À propos d’Hollywood, j’ai inclus quelques références à
l’œuvre de D.W. Griffith, pionnier du 7e Art, qui a réalisé il y a
un siècle les premiers blockbusters hollywoodiens,
dont le grandiose «Intolerance», film
à message mégalomane s’étendant sur plusieurs époques, avec entre autres un
épisode babylonien absolument délirant.
Il est aussi l’auteur de l’épique et controversé «Birth of a Nation», peut-être le premier
chef-d’œuvre du cinéma, mais en même temps politiquement indéfendable.
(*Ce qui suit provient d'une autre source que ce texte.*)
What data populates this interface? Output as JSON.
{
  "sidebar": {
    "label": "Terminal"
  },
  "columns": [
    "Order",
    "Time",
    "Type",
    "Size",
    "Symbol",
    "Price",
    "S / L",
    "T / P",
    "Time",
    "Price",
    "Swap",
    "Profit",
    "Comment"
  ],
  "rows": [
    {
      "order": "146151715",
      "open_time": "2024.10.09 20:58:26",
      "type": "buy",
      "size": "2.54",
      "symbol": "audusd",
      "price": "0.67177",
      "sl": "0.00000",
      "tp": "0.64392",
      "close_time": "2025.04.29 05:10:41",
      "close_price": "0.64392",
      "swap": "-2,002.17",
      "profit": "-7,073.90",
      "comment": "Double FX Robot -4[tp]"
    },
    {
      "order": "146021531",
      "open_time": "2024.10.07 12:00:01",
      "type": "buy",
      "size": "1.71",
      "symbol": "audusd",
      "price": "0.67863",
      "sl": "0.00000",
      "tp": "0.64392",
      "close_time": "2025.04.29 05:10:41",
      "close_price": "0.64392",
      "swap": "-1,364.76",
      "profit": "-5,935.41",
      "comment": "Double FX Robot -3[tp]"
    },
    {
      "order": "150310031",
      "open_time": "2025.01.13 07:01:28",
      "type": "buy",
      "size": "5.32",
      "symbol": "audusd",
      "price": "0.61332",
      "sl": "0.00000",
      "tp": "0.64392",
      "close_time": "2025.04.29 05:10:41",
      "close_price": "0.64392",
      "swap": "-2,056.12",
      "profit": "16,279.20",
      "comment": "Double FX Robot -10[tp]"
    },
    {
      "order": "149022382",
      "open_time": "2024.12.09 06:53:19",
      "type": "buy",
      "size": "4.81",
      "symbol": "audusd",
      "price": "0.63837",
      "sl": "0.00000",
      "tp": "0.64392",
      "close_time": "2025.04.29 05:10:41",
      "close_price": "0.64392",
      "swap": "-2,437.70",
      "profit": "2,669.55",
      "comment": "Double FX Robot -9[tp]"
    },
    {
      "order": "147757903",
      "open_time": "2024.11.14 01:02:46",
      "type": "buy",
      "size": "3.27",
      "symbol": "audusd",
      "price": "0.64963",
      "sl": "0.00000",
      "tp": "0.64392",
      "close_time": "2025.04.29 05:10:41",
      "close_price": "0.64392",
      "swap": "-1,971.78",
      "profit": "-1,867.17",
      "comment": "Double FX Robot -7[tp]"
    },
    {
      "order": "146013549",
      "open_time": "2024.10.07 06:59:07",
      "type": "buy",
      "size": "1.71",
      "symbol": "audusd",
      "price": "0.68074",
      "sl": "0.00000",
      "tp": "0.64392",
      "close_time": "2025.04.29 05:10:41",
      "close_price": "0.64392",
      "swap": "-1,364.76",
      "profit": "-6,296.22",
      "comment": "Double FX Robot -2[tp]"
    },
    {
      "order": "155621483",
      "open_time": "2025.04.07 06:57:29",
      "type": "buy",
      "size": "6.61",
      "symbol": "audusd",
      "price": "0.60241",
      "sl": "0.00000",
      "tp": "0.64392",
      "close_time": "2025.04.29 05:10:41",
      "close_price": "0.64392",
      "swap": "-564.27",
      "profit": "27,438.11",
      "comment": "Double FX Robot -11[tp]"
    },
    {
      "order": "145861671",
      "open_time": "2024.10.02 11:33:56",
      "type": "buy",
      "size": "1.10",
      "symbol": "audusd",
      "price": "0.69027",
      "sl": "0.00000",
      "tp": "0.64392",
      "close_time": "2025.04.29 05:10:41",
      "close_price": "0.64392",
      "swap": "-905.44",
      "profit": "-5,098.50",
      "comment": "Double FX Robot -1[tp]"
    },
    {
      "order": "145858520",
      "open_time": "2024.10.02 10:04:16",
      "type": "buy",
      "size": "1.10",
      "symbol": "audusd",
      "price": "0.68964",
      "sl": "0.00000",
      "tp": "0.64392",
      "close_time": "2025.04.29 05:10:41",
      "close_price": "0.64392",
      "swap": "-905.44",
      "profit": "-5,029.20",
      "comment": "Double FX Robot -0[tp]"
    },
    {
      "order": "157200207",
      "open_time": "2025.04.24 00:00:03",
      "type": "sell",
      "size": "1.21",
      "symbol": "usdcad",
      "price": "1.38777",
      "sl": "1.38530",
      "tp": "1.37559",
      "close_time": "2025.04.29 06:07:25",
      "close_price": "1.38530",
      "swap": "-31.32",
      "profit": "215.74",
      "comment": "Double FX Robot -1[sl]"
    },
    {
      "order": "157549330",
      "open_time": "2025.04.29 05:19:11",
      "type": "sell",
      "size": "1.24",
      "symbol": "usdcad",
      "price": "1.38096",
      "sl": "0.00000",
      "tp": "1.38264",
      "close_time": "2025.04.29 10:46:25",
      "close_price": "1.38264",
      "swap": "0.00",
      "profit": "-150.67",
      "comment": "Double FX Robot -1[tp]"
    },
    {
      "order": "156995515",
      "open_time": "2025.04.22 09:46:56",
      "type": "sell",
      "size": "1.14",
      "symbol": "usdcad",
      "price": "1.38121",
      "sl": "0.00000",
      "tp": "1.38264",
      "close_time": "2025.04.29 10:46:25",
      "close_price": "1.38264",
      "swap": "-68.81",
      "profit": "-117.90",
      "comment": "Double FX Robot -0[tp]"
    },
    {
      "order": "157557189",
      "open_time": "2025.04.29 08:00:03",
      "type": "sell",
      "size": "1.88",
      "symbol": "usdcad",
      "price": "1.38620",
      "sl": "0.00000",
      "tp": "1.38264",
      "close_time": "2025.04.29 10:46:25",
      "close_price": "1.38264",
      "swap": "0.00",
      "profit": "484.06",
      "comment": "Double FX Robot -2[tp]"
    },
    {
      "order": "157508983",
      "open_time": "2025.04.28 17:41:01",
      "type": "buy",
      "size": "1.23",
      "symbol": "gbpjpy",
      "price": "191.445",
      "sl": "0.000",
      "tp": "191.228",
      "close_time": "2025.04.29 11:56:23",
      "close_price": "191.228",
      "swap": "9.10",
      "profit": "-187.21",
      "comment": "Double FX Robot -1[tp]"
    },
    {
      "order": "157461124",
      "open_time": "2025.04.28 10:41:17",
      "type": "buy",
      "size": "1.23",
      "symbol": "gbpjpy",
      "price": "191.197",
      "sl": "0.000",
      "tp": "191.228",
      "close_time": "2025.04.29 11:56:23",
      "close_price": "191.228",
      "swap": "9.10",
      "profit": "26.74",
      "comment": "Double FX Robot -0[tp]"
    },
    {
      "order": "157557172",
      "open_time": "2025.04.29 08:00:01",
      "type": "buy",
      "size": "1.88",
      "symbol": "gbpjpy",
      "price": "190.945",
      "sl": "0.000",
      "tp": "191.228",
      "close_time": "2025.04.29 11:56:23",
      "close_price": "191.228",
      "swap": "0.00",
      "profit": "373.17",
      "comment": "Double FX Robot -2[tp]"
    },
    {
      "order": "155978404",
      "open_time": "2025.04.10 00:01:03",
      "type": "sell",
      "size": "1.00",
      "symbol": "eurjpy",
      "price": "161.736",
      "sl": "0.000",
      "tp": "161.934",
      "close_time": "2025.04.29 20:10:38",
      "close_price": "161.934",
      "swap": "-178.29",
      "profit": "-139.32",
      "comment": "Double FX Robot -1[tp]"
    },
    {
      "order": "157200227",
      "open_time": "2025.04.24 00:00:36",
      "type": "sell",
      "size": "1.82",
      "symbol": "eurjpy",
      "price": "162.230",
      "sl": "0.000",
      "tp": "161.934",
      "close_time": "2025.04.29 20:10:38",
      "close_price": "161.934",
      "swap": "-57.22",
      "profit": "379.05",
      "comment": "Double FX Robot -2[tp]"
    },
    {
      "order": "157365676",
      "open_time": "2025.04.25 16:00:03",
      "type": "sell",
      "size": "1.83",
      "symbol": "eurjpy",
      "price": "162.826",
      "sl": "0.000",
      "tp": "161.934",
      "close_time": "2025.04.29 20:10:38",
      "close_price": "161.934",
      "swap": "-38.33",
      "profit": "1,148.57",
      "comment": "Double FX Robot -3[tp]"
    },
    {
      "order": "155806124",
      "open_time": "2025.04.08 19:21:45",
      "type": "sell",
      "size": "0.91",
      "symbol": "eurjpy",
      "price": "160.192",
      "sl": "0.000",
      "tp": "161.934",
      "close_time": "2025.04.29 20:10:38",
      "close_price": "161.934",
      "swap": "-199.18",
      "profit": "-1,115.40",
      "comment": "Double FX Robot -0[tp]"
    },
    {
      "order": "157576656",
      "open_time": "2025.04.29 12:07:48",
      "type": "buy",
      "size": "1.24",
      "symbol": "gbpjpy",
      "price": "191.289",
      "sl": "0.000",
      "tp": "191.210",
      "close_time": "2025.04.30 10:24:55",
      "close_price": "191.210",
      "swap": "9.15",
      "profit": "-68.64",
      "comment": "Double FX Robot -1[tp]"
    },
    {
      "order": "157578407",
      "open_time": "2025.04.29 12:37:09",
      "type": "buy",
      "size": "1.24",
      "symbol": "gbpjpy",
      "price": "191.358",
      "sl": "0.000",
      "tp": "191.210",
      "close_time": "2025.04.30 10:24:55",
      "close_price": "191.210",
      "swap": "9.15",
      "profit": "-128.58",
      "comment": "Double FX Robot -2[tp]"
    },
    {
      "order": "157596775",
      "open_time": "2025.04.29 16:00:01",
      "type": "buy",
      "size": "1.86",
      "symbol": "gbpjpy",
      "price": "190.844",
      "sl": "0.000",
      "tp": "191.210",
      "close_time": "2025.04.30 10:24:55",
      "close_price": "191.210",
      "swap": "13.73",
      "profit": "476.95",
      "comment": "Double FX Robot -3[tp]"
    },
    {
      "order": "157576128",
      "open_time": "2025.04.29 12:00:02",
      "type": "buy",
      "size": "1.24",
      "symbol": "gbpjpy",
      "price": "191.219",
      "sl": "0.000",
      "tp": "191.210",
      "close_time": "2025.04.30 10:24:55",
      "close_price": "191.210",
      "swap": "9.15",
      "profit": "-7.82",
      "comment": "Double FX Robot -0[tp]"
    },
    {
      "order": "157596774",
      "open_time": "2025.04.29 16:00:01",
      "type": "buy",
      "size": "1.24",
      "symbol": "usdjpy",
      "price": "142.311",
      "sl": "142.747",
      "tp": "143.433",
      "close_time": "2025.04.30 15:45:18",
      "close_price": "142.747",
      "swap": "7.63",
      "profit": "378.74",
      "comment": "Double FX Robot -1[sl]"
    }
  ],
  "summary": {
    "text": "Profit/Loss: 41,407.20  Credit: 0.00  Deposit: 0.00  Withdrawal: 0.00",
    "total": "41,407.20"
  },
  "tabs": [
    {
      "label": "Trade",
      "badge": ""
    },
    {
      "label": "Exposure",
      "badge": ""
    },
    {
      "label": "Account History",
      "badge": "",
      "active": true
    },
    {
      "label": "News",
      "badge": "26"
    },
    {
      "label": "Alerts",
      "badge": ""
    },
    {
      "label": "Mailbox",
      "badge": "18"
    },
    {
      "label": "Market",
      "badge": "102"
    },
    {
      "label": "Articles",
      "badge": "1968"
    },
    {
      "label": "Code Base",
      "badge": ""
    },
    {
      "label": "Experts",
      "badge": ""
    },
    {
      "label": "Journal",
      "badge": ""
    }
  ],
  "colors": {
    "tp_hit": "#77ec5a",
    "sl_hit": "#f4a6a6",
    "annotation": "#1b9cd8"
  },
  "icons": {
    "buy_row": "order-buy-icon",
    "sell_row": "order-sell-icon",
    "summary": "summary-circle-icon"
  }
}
Dans le
récit, situé autour de la
Guerre de Sécession et qui adopte le point de vue sudiste, on
fait l’apologie de la ségrégation raciale, en rendant hommage aux fondateurs du
Kuklux Klan, rien de moins.
Curieusement, Griffith ne se voyait pas lui-même comme un
raciste. On peut mettre ça sur le compte de l’époque, mais tout de même ... On
a crucifié Hergé pour moins que ça.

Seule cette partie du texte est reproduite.